Un empowerment féminin, en termes de consommation et de réalisation serait-il l’avenir du porno ? « Je pense qu’on va assister à une évolution. On va voir des films plus doux, avec une histoire, moins basiques arriver», annonce-t-elle. Et la thérapeute de souligner que « dans les cultures tantriques, taoïstes, les femmes sont toujours initiatrices, elles emmènent, prennent par la main.

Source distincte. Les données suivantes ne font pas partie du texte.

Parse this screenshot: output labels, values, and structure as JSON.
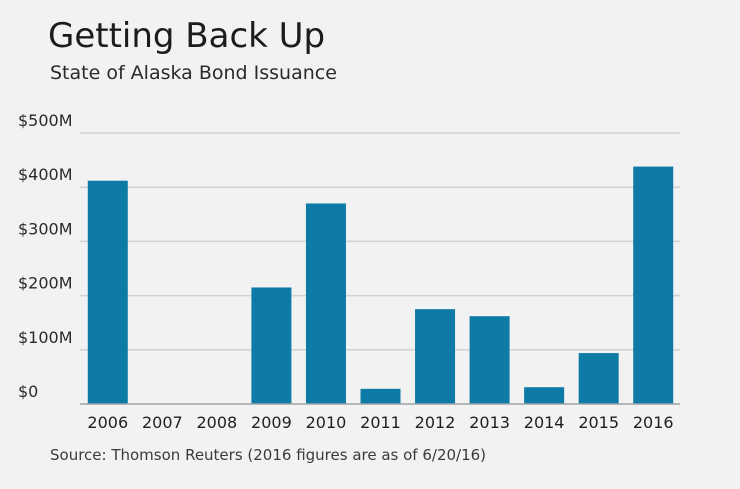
{
  "title": "Getting Back Up",
  "subtitle": "State of Alaska Bond Issuance",
  "source": "Source: Thomson Reuters (2016 figures are as of 6/20/16)",
  "colors": {
    "bar": "#0e7aa6",
    "grid": "#d0d3d4",
    "axis": "#9ea3a6",
    "background": "#f1f2f1"
  },
  "chart_data": {
    "type": "bar",
    "title": "Getting Back Up",
    "subtitle": "State of Alaska Bond Issuance",
    "categories": [
      "2006",
      "2007",
      "2008",
      "2009",
      "2010",
      "2011",
      "2012",
      "2013",
      "2014",
      "2015",
      "2016"
    ],
    "values": [
      412,
      0,
      0,
      215,
      370,
      28,
      175,
      162,
      31,
      94,
      438
    ],
    "unit": "$M",
    "ylim": [
      0,
      500
    ],
    "yticks": [
      0,
      100,
      200,
      300,
      400,
      500
    ],
    "ytick_labels": [
      "$0",
      "$100M",
      "$200M",
      "$300M",
      "$400M",
      "$500M"
    ],
    "grid": true,
    "legend": "none"
  }
}
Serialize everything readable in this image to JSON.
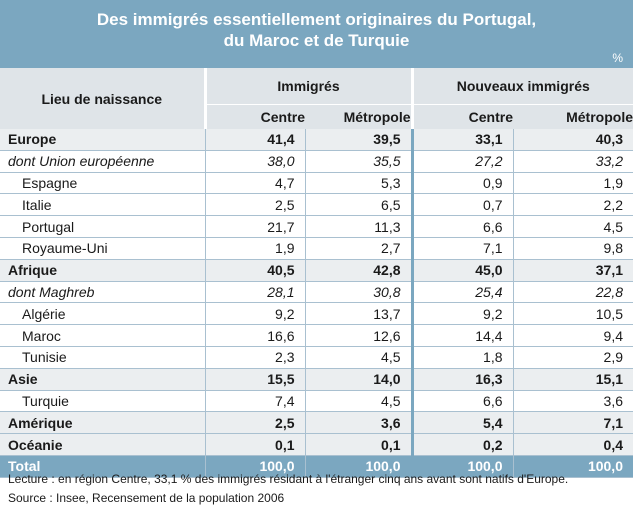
{
  "title": {
    "line1": "Des immigrés essentiellement originaires du Portugal,",
    "line2": "du Maroc et de Turquie",
    "unit": "%"
  },
  "header": {
    "lieu": "Lieu de naissance",
    "group1": "Immigrés",
    "group2": "Nouveaux immigrés",
    "sub_centre": "Centre",
    "sub_metropole": "Métropole"
  },
  "rows": [
    {
      "label": "Europe",
      "values": [
        "41,4",
        "39,5",
        "33,1",
        "40,3"
      ]
    },
    {
      "label": "dont Union européenne",
      "values": [
        "38,0",
        "35,5",
        "27,2",
        "33,2"
      ]
    },
    {
      "label": "Espagne",
      "values": [
        "4,7",
        "5,3",
        "0,9",
        "1,9"
      ]
    },
    {
      "label": "Italie",
      "values": [
        "2,5",
        "6,5",
        "0,7",
        "2,2"
      ]
    },
    {
      "label": "Portugal",
      "values": [
        "21,7",
        "11,3",
        "6,6",
        "4,5"
      ]
    },
    {
      "label": "Royaume-Uni",
      "values": [
        "1,9",
        "2,7",
        "7,1",
        "9,8"
      ]
    },
    {
      "label": "Afrique",
      "values": [
        "40,5",
        "42,8",
        "45,0",
        "37,1"
      ]
    },
    {
      "label": "dont Maghreb",
      "values": [
        "28,1",
        "30,8",
        "25,4",
        "22,8"
      ]
    },
    {
      "label": "Algérie",
      "values": [
        "9,2",
        "13,7",
        "9,2",
        "10,5"
      ]
    },
    {
      "label": "Maroc",
      "values": [
        "16,6",
        "12,6",
        "14,4",
        "9,4"
      ]
    },
    {
      "label": "Tunisie",
      "values": [
        "2,3",
        "4,5",
        "1,8",
        "2,9"
      ]
    },
    {
      "label": "Asie",
      "values": [
        "15,5",
        "14,0",
        "16,3",
        "15,1"
      ]
    },
    {
      "label": "Turquie",
      "values": [
        "7,4",
        "4,5",
        "6,6",
        "3,6"
      ]
    },
    {
      "label": "Amérique",
      "values": [
        "2,5",
        "3,6",
        "5,4",
        "7,1"
      ]
    },
    {
      "label": "Océanie",
      "values": [
        "0,1",
        "0,1",
        "0,2",
        "0,4"
      ]
    },
    {
      "label": "Total",
      "values": [
        "100,0",
        "100,0",
        "100,0",
        "100,0"
      ]
    }
  ],
  "notes": {
    "lecture": "Lecture : en région Centre, 33,1 % des immigrés résidant à l'étranger cinq ans avant sont natifs d'Europe.",
    "source": "Source : Insee, Recensement de la population 2006"
  },
  "colors": {
    "title_band": "#7ba7c0",
    "header_bg": "#dfe4e8",
    "region_bg": "#ebeef0",
    "grid_line": "#a9c0d0"
  }
}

La découverte du corps et du plaisir se fait plus lentement car chez elles, les choses sont cachées. Elles sont plus connectées à leur peau, à leur désir, que les hommes. »
« Un déclic d’excitation »
Ces six témoignages révèlent un éclectisme bien éloigné du porno traditionnel qui reste très classique et s’appuie sur des clichés. Morgane, par exemple, nous expliquait que son porno idéal, ce serait: «plein de gens transgenres, très beaux, avec plein de tatouages, et dans l’espace. » Queenie appelle de ses voeux une production artistique, léchée, expérimentale, qui fait appel à chacun des 5 sens – citant au passage la série Destricted à laquelle a participé Marina Abramovic. Laure, quant à elle, explique que son «imagination débordante » lui suffit, et ne cherche pas de stimulation visuelle.
« T’as pas nécessairement besoin d’images et tu peux être tout aussi excitée et enthousiaste.»
« Mine de rien, le fait de ne pas regarder de porno, de rester dans la suggestion ou l’imagination, fait que t’as pas nécessairement besoin d’images et tu peux être tout aussi excitée et enthousiaste. » Pour plusieurs de ces jeunes femmes, au-delà du porno audiovisuel, la rencontre avec le X s’est faite au travers de la BD, ou du manga, comme pour Esteli. La suggestion, plutôt que la démonstration, l’imaginaire plutôt que la réalité, c’est aussi ce qui les rassemble.
Pour d’autres, comme Yasmine, le porno c’est surtout « un déclic d’excitation » en cas de célibat. Un « support masturbatoire » comme le décrit Nathalie Giraud-Desforges. Yasmine n’attend pas grand chose de plus des films qu’elle regarde. Elle est lesbienne, et le porno lesbien est souvent joué par des femmes hétérosexuelles. Un fantasme qui plaît aux hommes mais qui laisse les principales concernées sur la touche.
« Rendre les lesbiennes plus visibles»
Hétérocentré, c’est aussi l’un des reproches que les jeunes femmes font au porno. Mais qu’on se rassure, des réalisatrices comme l’allemande Francy Fabritz se sont donné pour mission de « rendre les lesbiennes plus visibles ». Nombre de ces nouvelles réalisatrices ont d’ailleurs été motivées par leur homosexualité dans leur choix de profession. Elles militent aujourd’hui pour rendre la pornographie plus représentative.
Dans l’ensemble, donc, l’évolution est en marche et les femmes tentent de reprendre la main sur ce « discours sur la sexualité ». Et plus largement sur leur propre plaisir : en témoignent des initiatives comme Oh My God Yes, un site repéré par Esteli, où des femmes expliquent aux abonnées leurs trucs et astuces pour atteindre l’orgasme.
A mettre en pratique après avoir, comme Gisèle, maté un film érotique sur NT1 pour « installer une ambiance cul dans son appart ».